Reporter: Akmalal Hamdhi | Editor: Wahyu T.Rahmawati
KONTAN.CO.ID – JAKARTA. Sektor properti akan diuntungkan insentif PPN DTP Properti yang berlanjut hingga 2025. Di lain sisi, suku bunga tinggi masih menjadi risiko negatif yang membayangi lesunya penjualan properti di tahun depan.
Senior Market Analyst Mirae Asset Sekuritas, Nafan Aji Gusta memandang bahwa kinerja emiten properti akan sangat bergantung pada tingkat suku bunga yang masih tinggi. Sebab, suku bunga yang masih tinggi dalam waktu lama atau higher for longer dapat mengurangi permintaan properti.
"Permintaan di sektor properti masih akan relatif agak lesu karena higher for longer," ujar Nafan saat dihubungi Kontan.co.id, Minggu (29/12).
Belum lagi, lanjut Nafan, adanya kebijakan Pajak Pertambahan Nilai (PPN) menjadi 12% dari pemerintah turut membebani daya beli masyarakat termasuk pada pembelian properti. Tarif PPN 12% diumumkan bakal berlaku mulai 1 Januari 2025.
Baca Juga: Harganya Bergerak Variatif, Mayoritas Emiten Prajogo Pangestu Getol Ekspansi
Dengan kondisi tersebut, Nafan menilai bahwa emiten properti semestinya mengandalkan segmen bisnis pendapatan berulang (recurring income) seperti pusat belanja. Sedangkan, penjualan properti seperti rumah atau apartemen mungkin hanya akan semarak dibeli oleh masyarakat kelas atas karena kelas menengah ke bawah terdampak kenaikan pajak dan masih menahan diri saat bunga tinggi.
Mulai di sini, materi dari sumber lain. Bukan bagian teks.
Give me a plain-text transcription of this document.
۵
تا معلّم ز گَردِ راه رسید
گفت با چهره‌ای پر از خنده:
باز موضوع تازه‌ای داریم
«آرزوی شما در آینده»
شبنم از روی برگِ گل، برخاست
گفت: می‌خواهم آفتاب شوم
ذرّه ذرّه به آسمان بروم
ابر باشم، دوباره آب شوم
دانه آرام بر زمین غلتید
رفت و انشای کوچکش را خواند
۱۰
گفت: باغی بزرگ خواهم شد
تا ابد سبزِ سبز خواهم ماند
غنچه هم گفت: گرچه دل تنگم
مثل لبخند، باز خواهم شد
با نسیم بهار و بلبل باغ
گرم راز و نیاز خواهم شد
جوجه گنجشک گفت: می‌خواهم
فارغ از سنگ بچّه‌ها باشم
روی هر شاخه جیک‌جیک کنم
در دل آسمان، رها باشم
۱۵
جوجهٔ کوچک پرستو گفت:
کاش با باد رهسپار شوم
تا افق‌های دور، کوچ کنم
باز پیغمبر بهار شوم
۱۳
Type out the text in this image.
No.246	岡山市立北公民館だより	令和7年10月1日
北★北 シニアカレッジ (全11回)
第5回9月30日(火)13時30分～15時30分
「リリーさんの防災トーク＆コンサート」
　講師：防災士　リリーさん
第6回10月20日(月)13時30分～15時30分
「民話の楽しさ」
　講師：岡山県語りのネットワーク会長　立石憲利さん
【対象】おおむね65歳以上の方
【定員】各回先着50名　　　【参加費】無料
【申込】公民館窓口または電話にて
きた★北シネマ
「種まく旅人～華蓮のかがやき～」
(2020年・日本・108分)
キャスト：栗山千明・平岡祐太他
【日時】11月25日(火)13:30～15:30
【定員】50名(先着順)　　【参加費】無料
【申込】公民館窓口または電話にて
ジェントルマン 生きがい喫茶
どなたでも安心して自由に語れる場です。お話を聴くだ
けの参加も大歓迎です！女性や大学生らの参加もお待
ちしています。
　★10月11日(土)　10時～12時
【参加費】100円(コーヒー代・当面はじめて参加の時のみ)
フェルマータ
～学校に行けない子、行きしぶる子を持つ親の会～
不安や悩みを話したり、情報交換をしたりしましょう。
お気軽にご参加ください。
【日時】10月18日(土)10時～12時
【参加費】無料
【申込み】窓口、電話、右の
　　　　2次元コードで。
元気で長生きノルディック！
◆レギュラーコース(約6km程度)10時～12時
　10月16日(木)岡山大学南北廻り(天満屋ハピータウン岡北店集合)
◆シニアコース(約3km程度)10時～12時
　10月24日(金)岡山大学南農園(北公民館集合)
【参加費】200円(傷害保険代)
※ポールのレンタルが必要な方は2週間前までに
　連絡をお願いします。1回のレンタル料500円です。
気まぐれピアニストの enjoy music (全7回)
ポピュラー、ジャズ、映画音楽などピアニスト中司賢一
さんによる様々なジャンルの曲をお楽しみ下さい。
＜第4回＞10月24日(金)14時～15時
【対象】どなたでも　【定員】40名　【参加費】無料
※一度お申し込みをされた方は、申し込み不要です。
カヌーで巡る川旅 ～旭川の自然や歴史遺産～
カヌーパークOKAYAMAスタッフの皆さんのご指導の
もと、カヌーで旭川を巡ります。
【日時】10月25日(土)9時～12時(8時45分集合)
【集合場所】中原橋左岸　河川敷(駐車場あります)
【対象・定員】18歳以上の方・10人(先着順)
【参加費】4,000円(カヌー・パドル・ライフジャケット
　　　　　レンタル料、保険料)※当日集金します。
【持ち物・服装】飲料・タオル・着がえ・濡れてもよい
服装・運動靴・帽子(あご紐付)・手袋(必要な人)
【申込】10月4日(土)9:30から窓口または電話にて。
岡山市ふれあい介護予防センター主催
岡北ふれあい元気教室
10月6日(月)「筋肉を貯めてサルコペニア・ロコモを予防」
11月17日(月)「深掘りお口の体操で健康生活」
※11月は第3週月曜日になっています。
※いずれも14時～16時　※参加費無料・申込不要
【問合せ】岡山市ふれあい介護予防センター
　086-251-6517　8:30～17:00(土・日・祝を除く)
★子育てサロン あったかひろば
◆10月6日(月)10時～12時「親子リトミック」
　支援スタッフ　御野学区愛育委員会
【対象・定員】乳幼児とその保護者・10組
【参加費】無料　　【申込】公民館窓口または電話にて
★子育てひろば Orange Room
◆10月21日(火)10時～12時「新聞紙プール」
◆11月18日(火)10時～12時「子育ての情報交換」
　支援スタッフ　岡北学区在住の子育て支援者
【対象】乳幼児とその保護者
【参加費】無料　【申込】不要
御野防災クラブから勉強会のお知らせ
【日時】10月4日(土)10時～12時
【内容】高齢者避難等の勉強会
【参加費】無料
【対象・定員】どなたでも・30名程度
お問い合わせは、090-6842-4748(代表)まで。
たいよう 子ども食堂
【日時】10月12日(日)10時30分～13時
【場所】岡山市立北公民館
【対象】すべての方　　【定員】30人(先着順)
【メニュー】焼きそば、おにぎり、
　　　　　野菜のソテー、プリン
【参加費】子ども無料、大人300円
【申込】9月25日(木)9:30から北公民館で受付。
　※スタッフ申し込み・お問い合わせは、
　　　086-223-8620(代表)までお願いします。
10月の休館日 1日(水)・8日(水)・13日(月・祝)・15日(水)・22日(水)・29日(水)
Analis MNC Sekuritas Muhammad Rudy Setiawan memandang, penjualan properti khususnya rumah tapak tetap optimistis di tahun depan karena didukung oleh tren kepemilikan rumah yang meningkat. Hal itu terlihat dari kepemilikan rumah sekitar 80,1% pada 2020 menjadi 84,8% pada 2023, sementara tren sewa menurun menjadi 5,1%.
Kredit perumahan juga tumbuh sebesar 10,8% YoY dan mencapai Rp738,1 triliun dari Januari hingga Agustus 2024, terdiri dari rumah tapak sebesar Rp707 triliun dan unit bertingkat tinggi sebesar Rp30,7 triliun, dengan suku bunga KPR/KPA menurun menjadi 6,9% dan 7,4%.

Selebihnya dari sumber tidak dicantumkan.